2009
17
Aug

Das Berliner Bethaus ist ein Ort für digitale Nomaden, für Freischaffende, die nur ein Dach über dem Kopf, ein Tisch und WLAN brauchen. Dabei entsteht in dem sich standig wandelnden Bürohaus immer wieder ein ganz neues soziales Netzwerk. Das Betahaus wurde im April 2009 gegründet und erinnert an eine Universität, in der sich Menschen begegnen und gegenseitig beeinflussen können.

Ein “open space”, wie Christoph Fahle, einer der Gründer, sagt. So entstand die Idee vom coworking space in Berlin, einem Ort zum Zusammenarbeiten, als Teil einer internationalen coworking community.

Menschen ohne Büro, finden hier einen kostengünstigen Arbeitsplatz mit Internetanschluss und so ist das Betahaus bereits ein Ort für mehr als 100 Leute geworden, die kommen und gehen können, wann sie wollen, auch Nacht mit Schlüssel. Es gibt keine festen Bürozeiten, nur flexible Nutzungsverträge.

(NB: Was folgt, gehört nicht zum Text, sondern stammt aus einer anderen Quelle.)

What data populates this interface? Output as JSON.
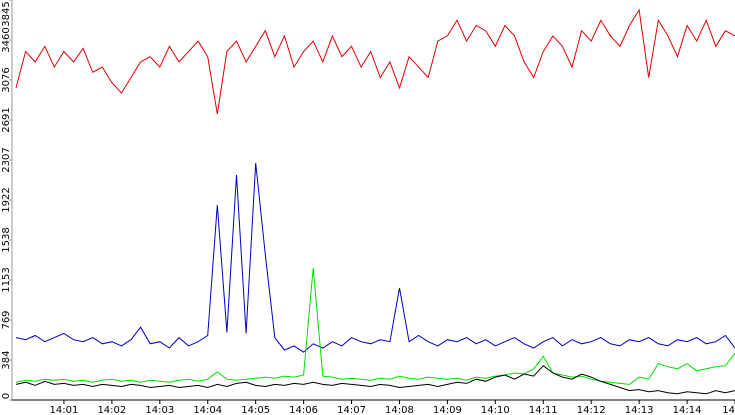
{
  "chart_data": {
    "type": "line",
    "x": [
      0,
      0.2,
      0.4,
      0.6,
      0.8,
      1,
      1.2,
      1.4,
      1.6,
      1.8,
      2,
      2.2,
      2.4,
      2.6,
      2.8,
      3,
      3.2,
      3.4,
      3.6,
      3.8,
      4,
      4.2,
      4.4,
      4.6,
      4.8,
      5,
      5.2,
      5.4,
      5.6,
      5.8,
      6,
      6.2,
      6.4,
      6.6,
      6.8,
      7,
      7.2,
      7.4,
      7.6,
      7.8,
      8,
      8.2,
      8.4,
      8.6,
      8.8,
      9,
      9.2,
      9.4,
      9.6,
      9.8,
      10,
      10.2,
      10.4,
      10.6,
      10.8,
      11,
      11.2,
      11.4,
      11.6,
      11.8,
      12,
      12.2,
      12.4,
      12.6,
      12.8,
      13,
      13.2,
      13.4,
      13.6,
      13.8,
      14,
      14.2,
      14.4,
      14.6,
      14.8,
      15
    ],
    "series": [
      {
        "color": "#e00000",
        "values": [
          3000,
          3350,
          3250,
          3400,
          3200,
          3350,
          3250,
          3380,
          3150,
          3200,
          3050,
          2950,
          3100,
          3250,
          3300,
          3200,
          3400,
          3250,
          3350,
          3450,
          3300,
          2750,
          3350,
          3450,
          3250,
          3400,
          3550,
          3300,
          3500,
          3200,
          3350,
          3450,
          3250,
          3500,
          3300,
          3400,
          3200,
          3350,
          3100,
          3250,
          3000,
          3300,
          3200,
          3100,
          3450,
          3500,
          3650,
          3450,
          3600,
          3550,
          3400,
          3600,
          3500,
          3250,
          3100,
          3350,
          3500,
          3400,
          3200,
          3550,
          3450,
          3650,
          3500,
          3400,
          3600,
          3750,
          3100,
          3650,
          3500,
          3300,
          3600,
          3450,
          3650,
          3400,
          3550,
          3500
        ]
      },
      {
        "color": "#0000c0",
        "values": [
          600,
          580,
          620,
          560,
          600,
          640,
          580,
          560,
          600,
          540,
          560,
          520,
          580,
          700,
          540,
          560,
          500,
          600,
          520,
          560,
          620,
          1874,
          650,
          2163,
          640,
          2278,
          1400,
          600,
          480,
          520,
          460,
          540,
          500,
          560,
          520,
          600,
          560,
          540,
          580,
          560,
          1077,
          560,
          620,
          560,
          520,
          580,
          560,
          600,
          540,
          580,
          520,
          560,
          600,
          540,
          500,
          560,
          600,
          520,
          580,
          540,
          560,
          600,
          540,
          520,
          580,
          560,
          600,
          540,
          520,
          580,
          560,
          600,
          540,
          560,
          620,
          500
        ]
      },
      {
        "color": "#00e000",
        "values": [
          170,
          190,
          180,
          200,
          190,
          200,
          180,
          190,
          170,
          190,
          200,
          180,
          190,
          170,
          190,
          180,
          170,
          190,
          200,
          180,
          200,
          270,
          200,
          190,
          200,
          210,
          220,
          210,
          230,
          220,
          240,
          1270,
          230,
          220,
          200,
          210,
          200,
          190,
          210,
          200,
          230,
          210,
          200,
          220,
          210,
          200,
          210,
          190,
          220,
          210,
          230,
          240,
          260,
          250,
          300,
          420,
          260,
          240,
          220,
          230,
          200,
          180,
          170,
          160,
          150,
          220,
          200,
          350,
          320,
          300,
          350,
          280,
          300,
          320,
          330,
          450
        ]
      },
      {
        "color": "#000000",
        "values": [
          150,
          170,
          140,
          180,
          150,
          160,
          140,
          150,
          130,
          150,
          140,
          130,
          150,
          140,
          120,
          130,
          140,
          120,
          130,
          140,
          120,
          150,
          130,
          160,
          170,
          140,
          130,
          150,
          140,
          160,
          150,
          170,
          150,
          140,
          160,
          150,
          140,
          130,
          150,
          140,
          120,
          130,
          140,
          150,
          130,
          150,
          170,
          160,
          200,
          180,
          220,
          240,
          200,
          250,
          230,
          330,
          260,
          220,
          200,
          250,
          220,
          180,
          150,
          120,
          90,
          100,
          80,
          90,
          70,
          60,
          80,
          70,
          60,
          90,
          70,
          90
        ]
      }
    ],
    "xlim": [
      0,
      15
    ],
    "xticks": [
      {
        "value": 1,
        "label": "14:01"
      },
      {
        "value": 2,
        "label": "14:02"
      },
      {
        "value": 3,
        "label": "14:03"
      },
      {
        "value": 4,
        "label": "14:04"
      },
      {
        "value": 5,
        "label": "14:05"
      },
      {
        "value": 6,
        "label": "14:06"
      },
      {
        "value": 7,
        "label": "14:07"
      },
      {
        "value": 8,
        "label": "14:08"
      },
      {
        "value": 9,
        "label": "14:09"
      },
      {
        "value": 10,
        "label": "14:10"
      },
      {
        "value": 11,
        "label": "14:11"
      },
      {
        "value": 12,
        "label": "14:12"
      },
      {
        "value": 13,
        "label": "14:13"
      },
      {
        "value": 14,
        "label": "14:14"
      },
      {
        "value": 15,
        "label": "14"
      }
    ],
    "ylim": [
      0,
      3845
    ],
    "yticks": [
      0,
      384,
      769,
      1153,
      1538,
      1922,
      2307,
      2691,
      3076,
      3460,
      3845
    ]
  }
}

Das Bürohaus der Zukunft liegt am Kreuzberger U-Bahnhof Moritzplatz in der Prinzessinnenstraße. Um die Art der Zusammenarbeit zu erleichtern, bedient sich das Betahaus selbstverständlich auch moderner Mittel: Es gibt eine Bürowebseite, ein Wiki und eine Mailingliste. Das Projekt ist mit einer eigenen Facebook-Seite aktiv und viele Nutzer haben entsprechende Accounts bei Facebook, Xing und Co.

Doch das Besondere am Betahaus ist, dass es nicht nur die virtuellen sozialen Netze nutzt, sondern deren Konzept in die Realität rückübersetzt. Ähnlich wie bei Instant Messengern, die zeigen, wer gerade online ist, sollen die Nutzer künftig sehen können, wer gerade im Haus ist.